- change ups
Hope Brings Nursing Program Into Community
The idea is to better prepare students by providing them with non-hospital work experiences so they can weigh their career path after graduation.
“We feel we’re giving students a broader perspective in seeing what health care needs are and wherever needs are at,” said Debra Sietsema, chairwoman and an assistant professor for Hope’s nursing department.
“We recognize there’s a broad base of opportunities open to students when they graduate,” Sietsema said.
Hope College will work with Holland Community Hospital, Zeeland Community Hospital, Spectrum Health Butterworth Campus, county health departments, nursing homes and assisted-living centers, schools, churches and several non-profit agencies such as Hospice of Holland to place students into internships in the community. Students will focus largely on health promotion and disease prevention.
Students, for example, will work with underserved families to help them understand health issues that affect them and then connect with the right services. A student who’s studying pharmacology may work with a person or family to go over the medications they take to make sure they understand the side effects and safe usage.
Nursing students will serve a 10-week internship, working 20 hours to 24 hours a week with a nurse in the community. The service-oriented, community-based approach to the program fits with Hope’s Christian principles, Sietsema said.
Hope received approval for the new program early this month from the Michigan State Board of Nursing, a crucial step needed as the college prepares to separate a joint nursing program it has operated with Calvin College for 20 years. The approval enables Hope nursing graduates to take the state licensing exam and attend graduate nursing school.

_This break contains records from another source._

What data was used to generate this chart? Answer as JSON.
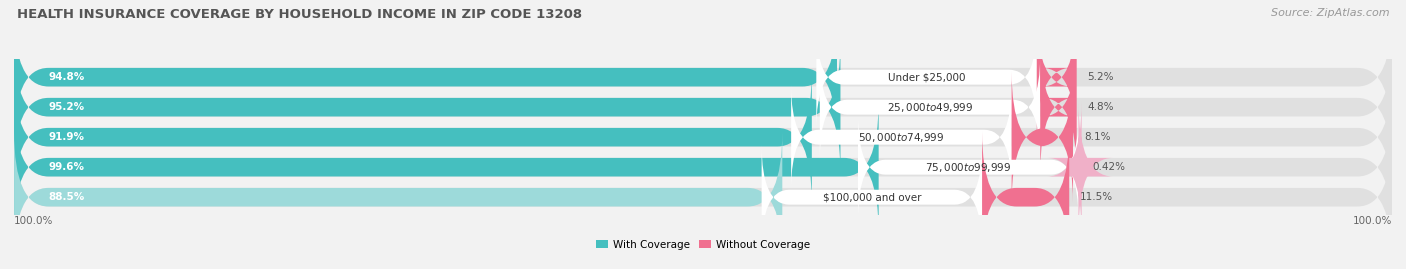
{
  "title": "HEALTH INSURANCE COVERAGE BY HOUSEHOLD INCOME IN ZIP CODE 13208",
  "source": "Source: ZipAtlas.com",
  "categories": [
    "Under $25,000",
    "$25,000 to $49,999",
    "$50,000 to $74,999",
    "$75,000 to $99,999",
    "$100,000 and over"
  ],
  "with_coverage": [
    94.8,
    95.2,
    91.9,
    99.6,
    88.5
  ],
  "without_coverage": [
    5.2,
    4.8,
    8.1,
    0.42,
    11.5
  ],
  "coverage_colors": [
    "#45bfbf",
    "#45bfbf",
    "#45bfbf",
    "#45bfbf",
    "#9ddada"
  ],
  "no_coverage_colors": [
    "#f07090",
    "#f07090",
    "#f07090",
    "#f0b0c8",
    "#f07090"
  ],
  "label_color_coverage": "#ffffff",
  "label_color_no_coverage": "#555555",
  "bg_color": "#f2f2f2",
  "bar_bg_color": "#e0e0e0",
  "title_fontsize": 9.5,
  "source_fontsize": 8,
  "bar_label_fontsize": 7.5,
  "category_label_fontsize": 7.5,
  "tick_fontsize": 7.5,
  "legend_labels": [
    "With Coverage",
    "Without Coverage"
  ],
  "bottom_left_label": "100.0%",
  "bottom_right_label": "100.0%",
  "coverage_legend_color": "#45bfbf",
  "no_coverage_legend_color": "#f07090"
}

By partnering with Hope, Holland Community Hospital is elevating its involvement in nursing education amid hopes that students will remain in the area for their careers.
“Ultimately, we hope to employ them when they graduate,” said Patti VanDort, the hospital’s vice president of nursing.
Hope and Calvin are separating their joint program beginning in January, although they will continue classes for current enrollees through May 2004. The separate Hope program begins next month with 32 students at each grade level — sophomore, junior and senior. It has a capacity for 40 students at each grade.
The colleges are venturing into their own nursing programs at a time when the profession is facing a chronic staffing shortage in the years ahead.
The U.S. Bureau of Labor Statistics forecasts that the nation is facing a shortage of 1 million nurses by 2010, as nurses retire or leave the profession and fewer people opt to enter the profession. The shortage will come at a time when nurses are needed the most, as baby boomers hit their retirement years.
Up until this fall, enrollments at entry-level nursing schools were in a decline. Enrollments at the 548 nursing schools with bachelor’s and graduate-degree programs increased 3.7 percent over 2000, to 106,557.
While the increase ended a six-year slide, the enrollment level is still well below the 127,683 students of 1995 and “remains insufficient to meet the projected demand” for nurses over the next 10 years, according to a recently released survey from the American Association of Colleges of Nursing. More than a third of the schools surveyed reported no change or declines from their 2000 enrollments.
The association cites stepped-up efforts by colleges and hospitals to recruit more people into the profession with the goal of at least stemming the overall enrollment decline.
“Schools are experiencing a limited measure of success, but we still have a long way to go to meet the projected demand,” association President Carolyn Williams said.